There’s a new magazine on the newsstands that definitely not for anyone who’s afraid of heights.
Strung Magazine, published by the same folks who put out Tail Fly Fishing Magazine, shows its readers a look into “life at the treeline, and begs you to glance down from those lofty heights, throwing caution to the wind as you follow your outdoor passions,” writes Samir “Mr. Magazine” Husni. “From hunting to fishing, rock climbing to snowboarding, Strung takes you on that ultimate adventure with beautiful photography and great storytelling.”
Husni recently spoke to editor-in-chief Tyler Justice Allen about what he believes makes the new magazine stand out in a crowded outdoor title space.
“For us, life at the treeline is living life right on the edge, right where things start to change,” Allen explains. “And up on a mountain, the treeline signifies the boundary between the safer, lower slopes and the more dangerous exposed areas in the Alpine area.

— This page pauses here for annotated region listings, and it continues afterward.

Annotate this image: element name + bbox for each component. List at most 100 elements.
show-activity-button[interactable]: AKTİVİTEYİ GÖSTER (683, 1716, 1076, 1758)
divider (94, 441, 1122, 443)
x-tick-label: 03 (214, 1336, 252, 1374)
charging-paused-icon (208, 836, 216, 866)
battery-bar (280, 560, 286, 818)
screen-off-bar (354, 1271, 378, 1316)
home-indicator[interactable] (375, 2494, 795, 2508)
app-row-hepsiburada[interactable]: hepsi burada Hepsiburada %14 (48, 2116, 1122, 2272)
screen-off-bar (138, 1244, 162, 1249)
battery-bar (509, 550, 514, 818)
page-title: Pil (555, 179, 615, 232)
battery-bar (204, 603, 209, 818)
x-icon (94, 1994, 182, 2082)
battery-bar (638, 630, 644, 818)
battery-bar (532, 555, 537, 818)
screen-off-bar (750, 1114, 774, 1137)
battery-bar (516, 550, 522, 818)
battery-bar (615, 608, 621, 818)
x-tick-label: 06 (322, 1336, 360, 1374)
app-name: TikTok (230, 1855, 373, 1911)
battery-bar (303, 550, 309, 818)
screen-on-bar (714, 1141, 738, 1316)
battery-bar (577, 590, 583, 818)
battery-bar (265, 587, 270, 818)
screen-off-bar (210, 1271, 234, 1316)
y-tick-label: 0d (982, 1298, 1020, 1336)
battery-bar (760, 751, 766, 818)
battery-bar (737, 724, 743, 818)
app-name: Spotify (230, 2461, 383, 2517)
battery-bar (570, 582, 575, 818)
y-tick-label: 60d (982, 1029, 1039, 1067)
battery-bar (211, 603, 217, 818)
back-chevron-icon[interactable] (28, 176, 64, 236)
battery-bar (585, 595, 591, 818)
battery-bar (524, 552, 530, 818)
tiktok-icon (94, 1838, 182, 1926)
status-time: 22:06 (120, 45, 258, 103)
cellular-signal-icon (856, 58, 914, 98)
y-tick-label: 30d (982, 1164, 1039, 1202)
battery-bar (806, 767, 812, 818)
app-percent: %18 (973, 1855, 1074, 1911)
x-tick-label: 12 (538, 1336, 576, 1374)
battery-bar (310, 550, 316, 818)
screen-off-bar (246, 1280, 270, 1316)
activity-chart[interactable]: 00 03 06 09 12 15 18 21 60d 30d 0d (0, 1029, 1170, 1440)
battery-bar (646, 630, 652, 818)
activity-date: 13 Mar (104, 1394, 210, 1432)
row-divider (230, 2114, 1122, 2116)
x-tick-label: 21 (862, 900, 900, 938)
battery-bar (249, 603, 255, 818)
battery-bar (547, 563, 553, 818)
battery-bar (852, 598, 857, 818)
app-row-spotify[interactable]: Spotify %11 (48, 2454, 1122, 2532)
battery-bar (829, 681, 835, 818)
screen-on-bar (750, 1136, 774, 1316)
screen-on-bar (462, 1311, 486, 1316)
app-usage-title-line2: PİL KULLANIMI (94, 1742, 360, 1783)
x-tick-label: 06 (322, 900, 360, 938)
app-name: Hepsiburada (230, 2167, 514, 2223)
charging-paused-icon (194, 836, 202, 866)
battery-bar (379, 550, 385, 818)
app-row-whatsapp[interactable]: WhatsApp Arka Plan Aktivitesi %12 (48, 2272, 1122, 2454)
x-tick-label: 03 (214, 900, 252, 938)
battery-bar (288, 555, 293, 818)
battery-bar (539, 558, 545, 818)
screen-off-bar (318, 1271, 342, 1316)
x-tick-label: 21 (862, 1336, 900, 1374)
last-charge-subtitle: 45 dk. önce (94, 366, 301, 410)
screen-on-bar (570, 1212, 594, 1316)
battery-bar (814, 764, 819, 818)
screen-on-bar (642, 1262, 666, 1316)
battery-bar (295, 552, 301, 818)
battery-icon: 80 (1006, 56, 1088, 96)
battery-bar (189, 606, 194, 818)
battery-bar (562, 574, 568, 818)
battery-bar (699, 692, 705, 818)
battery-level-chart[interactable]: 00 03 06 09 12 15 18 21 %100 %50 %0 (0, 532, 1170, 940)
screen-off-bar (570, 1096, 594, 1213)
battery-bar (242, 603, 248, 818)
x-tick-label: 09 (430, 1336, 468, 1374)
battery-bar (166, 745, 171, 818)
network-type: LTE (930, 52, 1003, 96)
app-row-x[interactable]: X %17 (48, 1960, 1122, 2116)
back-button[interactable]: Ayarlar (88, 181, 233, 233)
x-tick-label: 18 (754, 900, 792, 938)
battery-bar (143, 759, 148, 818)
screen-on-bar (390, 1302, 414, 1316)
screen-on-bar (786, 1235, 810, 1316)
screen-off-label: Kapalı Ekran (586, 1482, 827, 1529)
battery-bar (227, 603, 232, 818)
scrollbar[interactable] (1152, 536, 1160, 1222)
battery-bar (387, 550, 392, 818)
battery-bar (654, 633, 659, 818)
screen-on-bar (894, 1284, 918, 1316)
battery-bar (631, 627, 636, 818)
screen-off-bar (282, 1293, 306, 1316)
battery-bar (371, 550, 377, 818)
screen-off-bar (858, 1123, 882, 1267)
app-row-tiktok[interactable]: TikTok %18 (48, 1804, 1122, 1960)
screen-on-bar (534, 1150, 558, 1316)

So, it seemed fitting for our audience and with what we were doing.”
Their audience has the same kind of passion about outdoor adventure that they do.
“And in the case of Strung, we ended up going after the people who may engage in fly fishing, responsible hunting, rock climbing, alpine climbing, paddle sports, be it rafting or kayaking, as well as having a strong focus on wildland stewardship and conservation,” Allen continues.
When your audience has this kind of passion about the topic, it’s almost irrelevant to ask “why print.” Magazines are a perfect medium for niche passions; witness the swing from mass market to niche, and the success that niche publishers are finding in print these days.
Still, Allen has an interesting take on the “why print” question.
“We decided to go with a print publication because we wanted to create something that would leave a lasting impression on the reader,” he explains. “We went with an oversized format, Strung is 9.5 x 12 inches, so it’s a full inch taller and wider than you’ll find most publications. And it’s printed on heavy grade, not finished paper. So, we wanted to create something that was almost akin to a coffee table book.”
It’s not just the size and heft that sets it apart from the market, though. As Allen explains, part of what makes them unique is the way they are tackling such a wide range of outdoor adventure sports.
“Most magazines are covering one or two different sports, you have large fly-fishing publications that are focused exclusively on that sport; you have hunting publications; then you have publications similar to Outside Magazine, for example, that does look at a variety of outdoor sports and recreation, but they don’t bring a fly fishing or responsible hunting component into the fold,” he notes. “And that’s where you find us. We’re trying to bring all of these together and I haven’t seen another publication that is really trying to tackle all of them.”
If you’ve got an outdoor enthusiast on your shopping list, this might be just the thing. We wish them tons of success with their new title.